Saturday, February 28, 2009

These Bandages Are Anonymity

Yesterday was a nightmare. My total calories for the day ended up at 1000. That's fucking disgusting. It's because I binged of course, and couldn't purge because I was babysitting at my sister's house. Pathetic. I'm so incredibly disappointed with myself right now I'm very tempted to instate punishment. It's not worth the attention, though. All too often I'm only wearing a sports bra and sweats, which is usually when I'm caught. It's not that my mom cares, she doesn't, but my sister really does. Last time she interfered I gained weight and starting being 'nice' to myself. That was a misstep. This time I'm being much more careful. Since throwing up is all she asks me about, all I have to do is refrain from binging so I don't have to purge, and then I can starve in peace. My mom will be so proud when I lose the weight. She's skinny, of course. I'm sure she has some eating issues of her own but then again that could just be transferrance.
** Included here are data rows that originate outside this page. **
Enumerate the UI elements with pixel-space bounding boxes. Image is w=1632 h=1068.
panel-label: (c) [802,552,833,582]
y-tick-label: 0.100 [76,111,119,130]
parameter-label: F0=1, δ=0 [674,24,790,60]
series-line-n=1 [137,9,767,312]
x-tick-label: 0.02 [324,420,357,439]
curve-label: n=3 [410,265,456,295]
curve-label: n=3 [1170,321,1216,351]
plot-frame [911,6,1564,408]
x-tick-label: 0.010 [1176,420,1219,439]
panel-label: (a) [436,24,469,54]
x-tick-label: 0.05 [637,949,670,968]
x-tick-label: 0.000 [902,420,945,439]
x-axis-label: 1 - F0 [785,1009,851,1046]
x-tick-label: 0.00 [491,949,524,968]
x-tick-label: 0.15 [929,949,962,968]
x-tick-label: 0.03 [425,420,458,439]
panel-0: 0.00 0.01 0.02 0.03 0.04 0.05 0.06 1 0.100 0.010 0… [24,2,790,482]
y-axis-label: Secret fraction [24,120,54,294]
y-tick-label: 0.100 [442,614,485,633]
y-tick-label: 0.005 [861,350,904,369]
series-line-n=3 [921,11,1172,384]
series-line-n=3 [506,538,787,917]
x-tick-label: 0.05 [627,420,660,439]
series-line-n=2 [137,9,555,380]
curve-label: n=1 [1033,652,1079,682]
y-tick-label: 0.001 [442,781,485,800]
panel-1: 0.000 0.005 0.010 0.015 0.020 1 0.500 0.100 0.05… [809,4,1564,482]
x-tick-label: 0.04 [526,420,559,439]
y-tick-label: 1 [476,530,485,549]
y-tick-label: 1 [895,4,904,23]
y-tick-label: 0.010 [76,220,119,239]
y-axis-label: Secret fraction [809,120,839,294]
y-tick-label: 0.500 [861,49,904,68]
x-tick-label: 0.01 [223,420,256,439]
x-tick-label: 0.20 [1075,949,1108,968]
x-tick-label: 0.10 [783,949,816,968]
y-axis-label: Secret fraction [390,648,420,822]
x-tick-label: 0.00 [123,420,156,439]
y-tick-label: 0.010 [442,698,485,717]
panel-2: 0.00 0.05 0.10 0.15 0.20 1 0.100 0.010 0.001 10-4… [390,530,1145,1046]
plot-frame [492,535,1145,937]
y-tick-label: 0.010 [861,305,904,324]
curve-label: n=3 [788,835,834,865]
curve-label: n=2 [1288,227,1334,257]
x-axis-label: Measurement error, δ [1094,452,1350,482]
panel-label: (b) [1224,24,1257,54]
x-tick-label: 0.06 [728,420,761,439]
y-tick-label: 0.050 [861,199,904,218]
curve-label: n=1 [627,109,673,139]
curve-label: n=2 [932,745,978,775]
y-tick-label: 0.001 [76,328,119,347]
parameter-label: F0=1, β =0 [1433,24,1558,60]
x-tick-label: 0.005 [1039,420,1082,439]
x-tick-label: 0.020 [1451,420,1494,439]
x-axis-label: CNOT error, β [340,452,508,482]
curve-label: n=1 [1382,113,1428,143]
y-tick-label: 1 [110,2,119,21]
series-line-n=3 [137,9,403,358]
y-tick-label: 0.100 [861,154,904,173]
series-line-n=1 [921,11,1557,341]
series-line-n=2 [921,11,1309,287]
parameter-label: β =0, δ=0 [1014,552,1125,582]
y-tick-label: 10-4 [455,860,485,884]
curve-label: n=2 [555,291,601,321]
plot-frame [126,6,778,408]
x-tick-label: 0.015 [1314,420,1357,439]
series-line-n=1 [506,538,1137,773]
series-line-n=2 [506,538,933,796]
Today I've been better. I'm at 500 calories but I'm not eating anymore. I don't usually eat past 3pm. I also just finished my first workout, which was helpful to burn off the energy I had from the new pills by brother got me. My mom wouldn't buy them, because they're somewhat illegal, but she said it was alright if he bought them for me. They're feel fantastic and they work. The pills are helping me ease myself back into fasting. I miss the time when I used to go for weeks at a time without eating and not notice until it was too late and I was scared to eat. Boost isn't that bad if it's the only thing you're forced to consume. Getting a job will help the process as well. This summer, when I was working way too much, I lost a ton of weight without really trying. At least I'm feeling very inspired to do whatever it takes.
WWMKD? starbucks, boho chic, sunglasses... fuck food.